In Halo and Stryker, the Supreme Court struck down the Seagate test as “unduly rigid,” finding district courts should have greater discretion to determine when enhanced damages are appropriate. A plaintiff still must prove infringement was wilful and egregious, but Seagate’s clear and convincing standard no longer applies; instead, plaintiff must satisfy only a lesser preponderance of the evidence standard and the two-part Seagate test no longer applies.
The second decision was issued on June 20, in Cuozzo Speed Technologies v. Lee, ensuring that post-grant proceedings to invalidate patent claims at the U.S. Patent Trial and Appeal Board (PTAB) will remain a valuable tactic in patent disputes.

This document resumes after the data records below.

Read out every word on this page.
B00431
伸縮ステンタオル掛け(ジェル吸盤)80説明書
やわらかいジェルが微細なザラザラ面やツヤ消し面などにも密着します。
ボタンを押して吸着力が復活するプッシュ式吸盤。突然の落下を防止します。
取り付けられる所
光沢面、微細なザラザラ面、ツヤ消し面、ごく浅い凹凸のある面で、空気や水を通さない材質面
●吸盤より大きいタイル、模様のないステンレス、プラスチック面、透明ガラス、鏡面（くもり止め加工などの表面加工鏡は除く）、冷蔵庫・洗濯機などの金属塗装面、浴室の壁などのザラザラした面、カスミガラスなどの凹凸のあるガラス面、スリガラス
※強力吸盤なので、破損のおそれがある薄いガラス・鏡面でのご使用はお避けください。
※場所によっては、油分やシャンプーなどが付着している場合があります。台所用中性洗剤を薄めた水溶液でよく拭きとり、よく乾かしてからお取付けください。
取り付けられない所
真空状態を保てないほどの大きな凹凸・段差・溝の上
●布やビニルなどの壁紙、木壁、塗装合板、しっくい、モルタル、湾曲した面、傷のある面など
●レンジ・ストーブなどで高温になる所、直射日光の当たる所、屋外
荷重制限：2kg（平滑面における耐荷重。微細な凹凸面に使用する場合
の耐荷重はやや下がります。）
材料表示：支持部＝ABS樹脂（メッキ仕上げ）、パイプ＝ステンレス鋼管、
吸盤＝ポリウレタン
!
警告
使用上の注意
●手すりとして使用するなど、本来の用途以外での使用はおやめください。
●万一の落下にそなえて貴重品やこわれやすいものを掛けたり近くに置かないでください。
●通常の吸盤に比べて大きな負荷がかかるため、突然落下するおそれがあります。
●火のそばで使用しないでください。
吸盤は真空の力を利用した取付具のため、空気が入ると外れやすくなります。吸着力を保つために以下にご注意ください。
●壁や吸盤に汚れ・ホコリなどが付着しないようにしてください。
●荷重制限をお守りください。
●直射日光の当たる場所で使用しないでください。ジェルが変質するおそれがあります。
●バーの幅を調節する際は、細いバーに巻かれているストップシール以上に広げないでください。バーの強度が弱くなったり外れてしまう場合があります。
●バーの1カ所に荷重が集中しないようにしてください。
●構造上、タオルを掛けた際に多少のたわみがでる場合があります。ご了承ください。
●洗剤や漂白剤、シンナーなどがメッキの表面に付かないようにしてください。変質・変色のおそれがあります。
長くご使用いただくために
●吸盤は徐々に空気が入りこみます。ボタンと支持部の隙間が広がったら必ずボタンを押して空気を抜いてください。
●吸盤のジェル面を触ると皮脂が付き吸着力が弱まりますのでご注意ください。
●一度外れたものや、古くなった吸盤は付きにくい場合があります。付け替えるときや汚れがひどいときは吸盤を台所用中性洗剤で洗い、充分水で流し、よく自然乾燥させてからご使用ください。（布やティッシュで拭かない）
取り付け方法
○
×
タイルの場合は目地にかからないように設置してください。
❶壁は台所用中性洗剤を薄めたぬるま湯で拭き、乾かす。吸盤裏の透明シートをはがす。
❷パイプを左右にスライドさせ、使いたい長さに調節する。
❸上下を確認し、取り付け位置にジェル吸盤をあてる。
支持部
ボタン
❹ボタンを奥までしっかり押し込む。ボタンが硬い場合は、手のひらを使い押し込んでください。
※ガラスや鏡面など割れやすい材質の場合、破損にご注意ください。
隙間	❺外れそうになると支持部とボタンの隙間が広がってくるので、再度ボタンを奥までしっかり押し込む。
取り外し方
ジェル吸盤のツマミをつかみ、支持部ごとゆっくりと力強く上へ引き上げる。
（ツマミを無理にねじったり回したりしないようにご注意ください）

Such administrative proceedings, including inter partes review, post grant review and covered business method review became available when the America Invents Act (AIA) came into effect in 2012. Originally intended as mechanisms for quickly and inexpensively challenging poor quality patents, some patent owners criticize the administrative proceedings, claiming they drive up the cost and length of disputes, while accused infringers respond that they are an essential check on wrongful threats and litigation.
In any event, the Cuozzo case addressed two important aspects of such post-grant proceedings. First, the Court ruled that absent a Constitutional violation or clear abuse of discretion, PTAB decisions may not be appealed. Second, the Court upheld the PTAB’s continued application of the “broadest reasonable construction” standard when construing the claims of a patent.
On that last point, in litigation, federal courts apply a narrower “plain and ordinary meaning” standard, which makes it more difficult to invalidate the claims of a patent, and Cuozzo argued that narrower standard should also apply to PTAB proceedings. The Court disagreed, finding the AIA failed to specify which claim construction standard should apply, but litigation and administrative actions differ in various respects and the Patent Office did not act unreasonably when it decided the broadest reasonable construction standard should apply.
In summary, the Court handed one win to patent owners, making it easier for them to recover treble damages for willful infringement, and one to alleged infringers, maintaining the status quo in post-grant invalidation proceedings, ensuring that legal and administrative proceedings will both continue to play a key role in the resolution of patent disputes.